Pertemuan itu dihadiri Sekjen PDI Perjuangan, Golkar, PKB, NasDem, PPP, Hanura, PKPI, Perindo, dan Partai Solidaritas Indonesia (PSI). PAN tak diundang walau partai itu mendapat jatah satu kursi menteri yang sekarang dijabat Asman Abnur, Menteri Pendayaan Aparatur Negara dan Reformasi Birokrasi (Menteri PAN-RB).

Eddy mengatakan, sama sekali tidak tahu perihal pertemuan para Sekjen Parpol dengan Pramono itu. Ia menampik ketidakhadirannya lantaran belakangan PAN tak lagi mesra dengan pemerintahan Jokowi, meski masih tergabung dalam partai koalisi. “Saya tidak mengetahui adanya undangan ini,” ujarnya.

Eddy menegaskan, PAN akan hadir jika diundang. Partainya senantiasa berusaha memenuhi undangan jika diminta. “Kalau diundang oleh siapa pun, kita tentu akan berusaha keras memenuhi undangan tersebut,” jelasnya.

Sekjen partai-partai pendukung Presiden Joko Widodo memang berkumpul di Kantor Seskab Pramono Anung siang kemarin. Namun PAN tidak ikut hadir. “Hari ini (kemarin-red) para Sekjen parpol koalisi pendukung pemerintah datang menemui Menseskab Pramono Anung,” ujar Sekjen PPP Arsul Sani kepada wartawan, Senin (7/5).

“Pertemuan ini merupakan inisiatif dari beberapa Sekjen Parpol koalisi yang ingin mendapatkan update tentang kinerja dan capaian pemerintahan Jokowi-JK,” kata Arsul.

 

Bahas Pilpres-Pileg 2019

Sekretaris Kabinet Pramono Anung mengakui mengumpulkan para Sekjen dari partai pendukung Joko Widodo. Mereka berkumpul untuk membahas kesiapan partai pendukung Jokowi menghadapi Pilpres dan Pileg 2019.

“Sekjen pendukung yang sudah mendeklarasikan yaitu ada sembilan partai, memang bertemu dengan saya. Intinya pemerintah juga mempersiapkan hal-hal yang perlu dikomunikasikan dengan partai yang mendukung pemerintah.
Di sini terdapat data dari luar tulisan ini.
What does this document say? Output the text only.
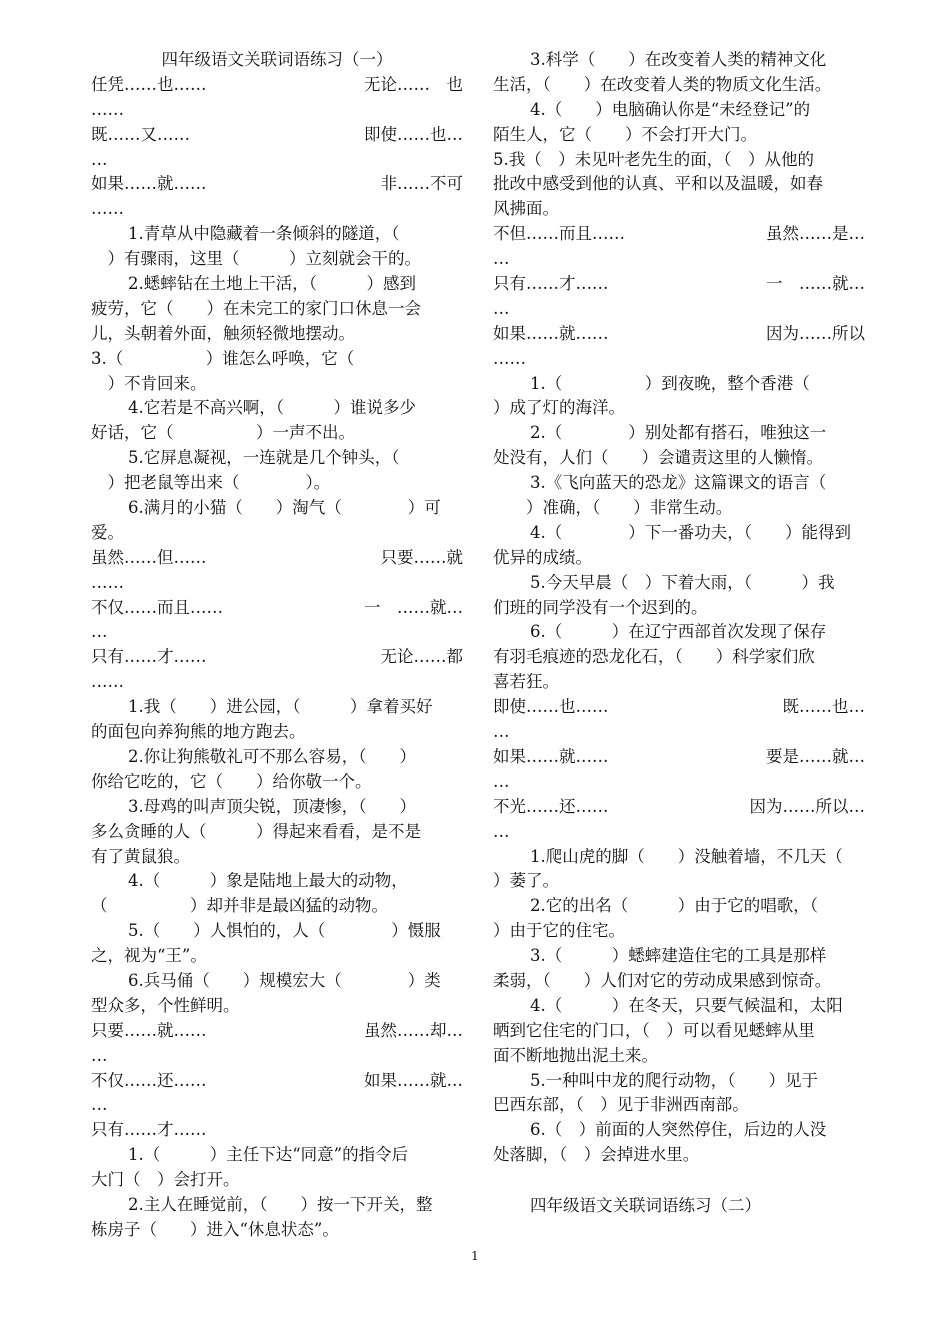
四年级语文关联词语练习（一）
任凭……也……	无论……　也
……
既……又……	即使……也…
…
如果……就……	非……不可
……
1.青草从中隐藏着一条倾斜的隧道，（
　）有骤雨，这里（　　　）立刻就会干的。
2.蟋蟀钻在土地上干活，（　　　）感到
疲劳，它（　　）在未完工的家门口休息一会
儿，头朝着外面，触须轻微地摆动。
3.（　　　　　）谁怎么呼唤，它（
　）不肯回来。
4.它若是不高兴啊，（　　　）谁说多少
好话，它（　　　　　）一声不出。
5.它屏息凝视，一连就是几个钟头，（
　）把老鼠等出来（　　　　）。
6.满月的小猫（　　）淘气（　　　　）可
爱。
虽然……但……	只要……就
……
不仅……而且……	一　……就…
…
只有……才……	无论……都
……
1.我（　　）进公园，（　　　）拿着买好
的面包向养狗熊的地方跑去。
2.你让狗熊敬礼可不那么容易，（　　）
你给它吃的，它（　　）给你敬一个。
3.母鸡的叫声顶尖锐，顶凄惨，（　　）
多么贪睡的人（　　　）得起来看看，是不是
有了黄鼠狼。
4.（　　　）象是陆地上最大的动物，
（　　　　　）却并非是最凶猛的动物。
5.（　　）人惧怕的，人（　　　　）慑服
之，视为“王”。
6.兵马俑（　　）规模宏大（　　　　）类
型众多，个性鲜明。
只要……就……	虽然……却…
…
不仅……还……	如果……就…
…
只有……才……
1.（　　　）主任下达“同意”的指令后
大门（　）会打开。
2.主人在睡觉前，（　　）按一下开关，整
栋房子（　　）进入“休息状态”。
3.科学（　　）在改变着人类的精神文化
生活，（　　）在改变着人类的物质文化生活。
4.（　　）电脑确认你是“未经登记”的
陌生人，它（　　）不会打开大门。
5.我（　）未见叶老先生的面，（　）从他的
批改中感受到他的认真、平和以及温暖，如春
风拂面。
不但……而且……	虽然……是…
…
只有……才……	一　……就…
…
如果……就……	因为……所以
……
1.（　　　　　）到夜晚，整个香港（
）成了灯的海洋。
2.（　　　　）别处都有搭石，唯独这一
处没有，人们（　　）会谴责这里的人懒惰。
3.《飞向蓝天的恐龙》这篇课文的语言（
　　）准确，（　　）非常生动。
4.（　　　　）下一番功夫，（　　）能得到
优异的成绩。
5.今天早晨（　）下着大雨，（　　　）我
们班的同学没有一个迟到的。
6.（　　　）在辽宁西部首次发现了保存
有羽毛痕迹的恐龙化石，（　　）科学家们欣
喜若狂。
即使……也……	既……也…
…
如果……就……	要是……就…
…
不光……还……	因为……所以…
…
1.爬山虎的脚（　　）没触着墙，不几天（
）萎了。
2.它的出名（　　　）由于它的唱歌，（
）由于它的住宅。
3.（　　　）蟋蟀建造住宅的工具是那样
柔弱，（　　）人们对它的劳动成果感到惊奇。
4.（　　　）在冬天，只要气候温和，太阳
晒到它住宅的门口，（　）可以看见蟋蟀从里
面不断地抛出泥土来。
5.一种叫中龙的爬行动物，（　　）见于
巴西东部，（　）见于非洲西南部。
6.（　）前面的人突然停住，后边的人没
处落脚，（　）会掉进水里。
四年级语文关联词语练习（二）
1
Bagaimanapun dalam pemilu legislatif yang bersamaan dengan presiden, partai juga harus siap untuk itu,” kata Pramono di kompleks Istana Kepresidenan, Bogor, Senin (7/5).

Ia berharap pertemuan Sekjen ini bisa membantu pemerintah dalam menyampaikan kinerja-kinerja Jokowi selama memimpin pemerintahan. Apalagi, setiap partai pendukung juga akan memiliki calon anggota legislatif (Caleg) yang ditugaskan mengampanyekan Jokowi.

“Katakanlah, yang bergabung dengan koalisi mendukung Jokowi, misalnya, 10 partai walaupun sekarang sembilan. Itu kan artinya ada 150 ribu orang Caleg yang juga sekaligus berfungsi untuk menjadi juru kampanye bagi dirinya maupun bagi Presiden Jokowi,” beber dia.

Menurut dia, para Caleg harus tahu apa yang sudah, belum, dan akan dilakukan oleh pemerintah. Termasuk soal isu yang tengah digulirkan pihak tertentu untuk menyerang pemerintah, seperti masalah tenaga kerja asing (TKA), serta hutang luar negeri.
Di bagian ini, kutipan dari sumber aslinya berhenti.